Patient-specific iPSC-SN have provided a powerful cell-autonomous system to correlate excitability of these neurons with pain phenotype in patients, and for testing response to drugs or other therapeutic approaches, which enhances the value of this pre-clinical data for further clinical development of investigational reagents. However, iPSC-SN do not fully capture the heterogeneity of human DRG neurons [8; 22] despite a report that they share 80% of transcripts found in adult human DRG neurons [37]. Additionally, current differentiation protocols have not been successful in reproducibly generating the full complement of components of the electrogenosome that is present in native neurons [8]. Despite these limitations, in vitro studies of iPSC-SN and human DRG neurons (when available) have already advanced our understanding of the cellular basis of pain pathophysiology and promise to improve chances of successful translation of pre-clinical data on investigational drugs into clinical use. There are promising approaches to address these limitations and improve the utility of iPSC in pre-clinical studies. Co-cultures of iPSC-SN and iPSC-derived skin tissue will lead to an “organ-in-a-dish” experimental system.
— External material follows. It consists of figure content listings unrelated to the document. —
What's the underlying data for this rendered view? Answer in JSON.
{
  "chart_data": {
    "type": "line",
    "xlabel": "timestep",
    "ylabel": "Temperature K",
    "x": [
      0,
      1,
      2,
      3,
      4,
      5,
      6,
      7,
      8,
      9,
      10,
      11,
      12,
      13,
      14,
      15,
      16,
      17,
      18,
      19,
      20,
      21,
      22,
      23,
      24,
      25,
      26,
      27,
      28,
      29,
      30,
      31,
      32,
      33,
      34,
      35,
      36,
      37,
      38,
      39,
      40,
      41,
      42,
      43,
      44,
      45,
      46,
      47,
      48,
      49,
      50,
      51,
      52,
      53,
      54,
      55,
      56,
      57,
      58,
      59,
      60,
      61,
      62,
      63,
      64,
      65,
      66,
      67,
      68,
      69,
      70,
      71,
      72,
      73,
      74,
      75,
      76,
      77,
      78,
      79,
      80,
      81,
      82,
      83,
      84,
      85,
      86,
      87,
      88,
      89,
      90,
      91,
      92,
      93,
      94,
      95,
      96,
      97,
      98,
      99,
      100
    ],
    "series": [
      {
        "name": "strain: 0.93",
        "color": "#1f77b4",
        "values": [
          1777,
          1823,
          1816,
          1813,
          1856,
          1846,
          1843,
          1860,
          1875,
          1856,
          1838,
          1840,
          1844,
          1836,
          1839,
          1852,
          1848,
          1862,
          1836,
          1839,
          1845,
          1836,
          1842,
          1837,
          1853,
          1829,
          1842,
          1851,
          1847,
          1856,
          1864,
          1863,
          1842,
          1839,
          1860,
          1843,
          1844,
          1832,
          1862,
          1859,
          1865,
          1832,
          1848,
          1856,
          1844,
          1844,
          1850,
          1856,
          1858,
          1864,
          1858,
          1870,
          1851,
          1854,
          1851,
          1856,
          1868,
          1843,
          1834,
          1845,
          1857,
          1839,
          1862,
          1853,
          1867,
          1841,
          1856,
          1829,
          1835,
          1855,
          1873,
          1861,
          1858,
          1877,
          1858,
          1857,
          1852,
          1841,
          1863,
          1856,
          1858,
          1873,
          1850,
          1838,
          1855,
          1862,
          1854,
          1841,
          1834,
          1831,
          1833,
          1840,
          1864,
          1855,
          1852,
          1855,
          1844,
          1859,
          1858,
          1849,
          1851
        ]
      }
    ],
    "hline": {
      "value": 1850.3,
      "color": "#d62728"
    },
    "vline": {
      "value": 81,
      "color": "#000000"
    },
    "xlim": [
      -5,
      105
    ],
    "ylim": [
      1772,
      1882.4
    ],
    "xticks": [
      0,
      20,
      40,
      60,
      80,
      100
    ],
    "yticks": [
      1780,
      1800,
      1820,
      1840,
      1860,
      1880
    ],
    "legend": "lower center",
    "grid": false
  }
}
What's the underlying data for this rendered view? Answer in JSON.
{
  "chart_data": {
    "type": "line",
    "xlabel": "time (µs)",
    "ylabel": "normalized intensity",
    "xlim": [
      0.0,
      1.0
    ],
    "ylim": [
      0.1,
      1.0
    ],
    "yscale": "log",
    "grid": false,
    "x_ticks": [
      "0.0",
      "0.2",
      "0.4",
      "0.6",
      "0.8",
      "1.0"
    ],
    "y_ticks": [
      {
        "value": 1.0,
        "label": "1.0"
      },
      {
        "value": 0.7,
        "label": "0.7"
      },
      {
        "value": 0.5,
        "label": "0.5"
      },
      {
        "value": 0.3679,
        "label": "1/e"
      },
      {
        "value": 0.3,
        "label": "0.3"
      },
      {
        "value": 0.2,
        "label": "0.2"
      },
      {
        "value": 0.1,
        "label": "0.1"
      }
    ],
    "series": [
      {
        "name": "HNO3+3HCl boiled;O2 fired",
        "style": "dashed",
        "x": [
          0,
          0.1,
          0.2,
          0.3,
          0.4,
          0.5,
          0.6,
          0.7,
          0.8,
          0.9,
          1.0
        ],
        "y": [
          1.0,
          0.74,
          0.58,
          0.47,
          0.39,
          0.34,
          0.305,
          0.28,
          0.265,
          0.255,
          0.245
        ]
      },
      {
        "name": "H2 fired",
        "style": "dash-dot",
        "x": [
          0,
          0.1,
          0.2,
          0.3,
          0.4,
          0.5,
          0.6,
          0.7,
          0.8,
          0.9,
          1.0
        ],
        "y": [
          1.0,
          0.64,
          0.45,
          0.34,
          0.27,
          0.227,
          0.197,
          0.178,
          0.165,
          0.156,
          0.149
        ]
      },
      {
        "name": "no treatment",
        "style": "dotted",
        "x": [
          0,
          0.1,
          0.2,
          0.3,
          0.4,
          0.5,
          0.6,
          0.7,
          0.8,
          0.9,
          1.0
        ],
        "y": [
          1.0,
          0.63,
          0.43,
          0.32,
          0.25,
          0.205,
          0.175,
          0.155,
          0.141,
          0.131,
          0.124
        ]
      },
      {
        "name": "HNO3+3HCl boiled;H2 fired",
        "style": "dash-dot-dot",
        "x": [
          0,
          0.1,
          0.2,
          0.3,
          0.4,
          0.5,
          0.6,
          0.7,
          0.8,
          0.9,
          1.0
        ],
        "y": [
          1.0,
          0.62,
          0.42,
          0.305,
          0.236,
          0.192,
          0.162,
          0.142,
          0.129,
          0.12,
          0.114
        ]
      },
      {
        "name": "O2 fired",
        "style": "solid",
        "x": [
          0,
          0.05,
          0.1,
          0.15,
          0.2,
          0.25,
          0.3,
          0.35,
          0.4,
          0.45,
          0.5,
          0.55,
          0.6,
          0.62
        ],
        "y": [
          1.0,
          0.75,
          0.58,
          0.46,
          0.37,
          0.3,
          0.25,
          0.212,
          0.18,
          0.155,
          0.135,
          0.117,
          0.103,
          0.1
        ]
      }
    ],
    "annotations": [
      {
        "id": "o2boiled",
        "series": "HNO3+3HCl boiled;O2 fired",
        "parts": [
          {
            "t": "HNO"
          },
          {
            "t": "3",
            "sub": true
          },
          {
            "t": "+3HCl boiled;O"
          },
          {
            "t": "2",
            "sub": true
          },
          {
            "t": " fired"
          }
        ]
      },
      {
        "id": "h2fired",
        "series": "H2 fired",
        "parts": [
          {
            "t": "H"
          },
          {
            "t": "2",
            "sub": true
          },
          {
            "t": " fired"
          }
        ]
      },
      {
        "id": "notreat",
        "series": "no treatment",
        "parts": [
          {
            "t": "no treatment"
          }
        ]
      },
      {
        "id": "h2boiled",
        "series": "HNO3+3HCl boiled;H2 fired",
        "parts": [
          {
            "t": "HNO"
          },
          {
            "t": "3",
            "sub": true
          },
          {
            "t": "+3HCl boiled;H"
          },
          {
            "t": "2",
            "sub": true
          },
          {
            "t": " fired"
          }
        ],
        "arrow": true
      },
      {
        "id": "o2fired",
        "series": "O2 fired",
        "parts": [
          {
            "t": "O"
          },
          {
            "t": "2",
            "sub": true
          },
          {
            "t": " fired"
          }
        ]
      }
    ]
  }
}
Other exciting advances include transplantation of human iPSC into rodent DRG in vivo [34] and growing DRG organoids [18], both of which to take advantage of the microniche environment to differentiate human sensory neurons in a more nativelike environment. Thus, we predict that the use of subject-specific iPSC represents significant advances in the field and will aid in bridging the translational gap between pre-clinical knowledge and the development of effective analgesics.